Jurgensen C H, Ambrus J L, Fauci A S
J Immunol. 1986 Jun 15;136(12):4542-7.
Although it has been demonstrated that malignant human B cell lines are capable of producing B cell growth factor (BCGF), production of BCGF by normal B cells has not been shown. In this study, we demonstrate BCGF production by normal B cells, achieved by using human peripheral blood B cells prepared by a positive selection technique and stimulated with Staphylococcus aureus Cowan I (SAC) for 12 hr. SAC was removed from the supernatants by anti-SAC-coupled Sepharose. Supernatants absorbed with this antibody were functionally free of SAC, as demonstrated by their inability to activate resting B cells. B cells stimulated with SAC for 12 hr produced BCGF activity that was generally unmeasurable in supernatants by 36 hr. Characterization of BCGF produced by SAC-stimulated B cells revealed a m.w. of 32,000 by high-performance liquid chromatography sieving and sodium dodecyl sulfate-polyacrylamide gel electrophoresis; this BCGF was found to have an isoelectric point of 6.7. Furthermore, this BCGF lacked interleukin 1, interleukin 2, interferon, and B cell differentiation factor activity. This observation that BCGF can be produced by normal human B cells is significant because it demonstrates for the first time that normal B cells have the ability to provide their own growth factors or the growth factors for other B cells.

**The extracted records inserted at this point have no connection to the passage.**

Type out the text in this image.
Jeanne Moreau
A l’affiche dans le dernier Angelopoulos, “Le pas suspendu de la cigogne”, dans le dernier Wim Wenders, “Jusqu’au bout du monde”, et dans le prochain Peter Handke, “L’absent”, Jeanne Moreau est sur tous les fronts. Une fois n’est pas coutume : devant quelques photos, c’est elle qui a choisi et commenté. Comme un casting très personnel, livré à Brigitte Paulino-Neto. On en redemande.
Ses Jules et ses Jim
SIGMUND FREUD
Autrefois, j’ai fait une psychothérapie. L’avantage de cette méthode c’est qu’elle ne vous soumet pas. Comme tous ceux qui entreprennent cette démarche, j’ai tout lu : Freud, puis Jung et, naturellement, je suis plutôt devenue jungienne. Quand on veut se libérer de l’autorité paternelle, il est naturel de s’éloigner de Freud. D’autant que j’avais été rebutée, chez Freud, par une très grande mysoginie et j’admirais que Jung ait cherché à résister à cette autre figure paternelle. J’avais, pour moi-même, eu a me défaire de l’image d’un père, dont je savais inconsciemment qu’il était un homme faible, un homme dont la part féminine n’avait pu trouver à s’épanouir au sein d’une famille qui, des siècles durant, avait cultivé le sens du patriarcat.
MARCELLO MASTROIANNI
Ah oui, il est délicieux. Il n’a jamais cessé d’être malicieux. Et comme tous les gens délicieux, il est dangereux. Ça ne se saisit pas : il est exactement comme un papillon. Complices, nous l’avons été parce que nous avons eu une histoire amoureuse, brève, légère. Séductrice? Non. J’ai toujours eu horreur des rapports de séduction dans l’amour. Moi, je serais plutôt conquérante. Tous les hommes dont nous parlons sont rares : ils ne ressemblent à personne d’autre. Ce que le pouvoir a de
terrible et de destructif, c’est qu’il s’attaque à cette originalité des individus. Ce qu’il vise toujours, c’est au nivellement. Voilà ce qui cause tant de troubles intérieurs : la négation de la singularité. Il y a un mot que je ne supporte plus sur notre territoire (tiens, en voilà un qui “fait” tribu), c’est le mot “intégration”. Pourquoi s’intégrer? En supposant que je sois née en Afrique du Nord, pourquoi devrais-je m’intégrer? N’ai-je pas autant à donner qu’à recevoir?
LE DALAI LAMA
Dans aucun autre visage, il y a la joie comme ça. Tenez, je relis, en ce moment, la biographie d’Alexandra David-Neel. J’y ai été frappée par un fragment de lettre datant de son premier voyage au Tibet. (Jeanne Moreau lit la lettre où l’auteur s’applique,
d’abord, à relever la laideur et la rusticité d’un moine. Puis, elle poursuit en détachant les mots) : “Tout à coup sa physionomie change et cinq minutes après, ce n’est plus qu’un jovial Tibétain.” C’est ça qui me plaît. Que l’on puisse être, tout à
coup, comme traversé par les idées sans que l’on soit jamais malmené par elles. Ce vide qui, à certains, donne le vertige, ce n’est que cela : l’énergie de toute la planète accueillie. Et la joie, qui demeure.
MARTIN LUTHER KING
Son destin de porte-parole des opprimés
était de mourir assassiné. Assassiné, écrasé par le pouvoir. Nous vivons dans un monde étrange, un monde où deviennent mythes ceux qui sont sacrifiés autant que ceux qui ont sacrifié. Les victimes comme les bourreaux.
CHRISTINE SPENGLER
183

虽然已经证明恶性人B细胞系能够产生B细胞生长因子(BCGF),但正常B细胞产生BCGF的情况尚未得到证实。在本研究中,我们证明了正常B细胞能够产生BCGF,方法是使用通过阳性选择技术制备的人外周血B细胞,并用金黄色葡萄球菌Cowan I(SAC)刺激12小时。通过抗SAC偶联的琼脂糖从培养上清中去除SAC。用该抗体吸收后的上清液在功能上不含SAC,这通过它们无法激活静息B细胞得到证明。用SAC刺激12小时的B细胞产生的BCGF活性在36小时时通常在上清液中无法检测到。对SAC刺激的B细胞产生的BCGF进行表征,通过高效液相色谱筛分和十二烷基硫酸钠-聚丙烯酰胺凝胶电泳显示其分子量为32,000;发现该BCGF的等电点为6.7。此外,该BCGF缺乏白细胞介素1、白细胞介素2、干扰素和B细胞分化因子活性。正常人类B细胞能够产生BCGF这一观察结果具有重要意义,因为它首次证明正常B细胞有能力为自身或其他B细胞提供生长因子。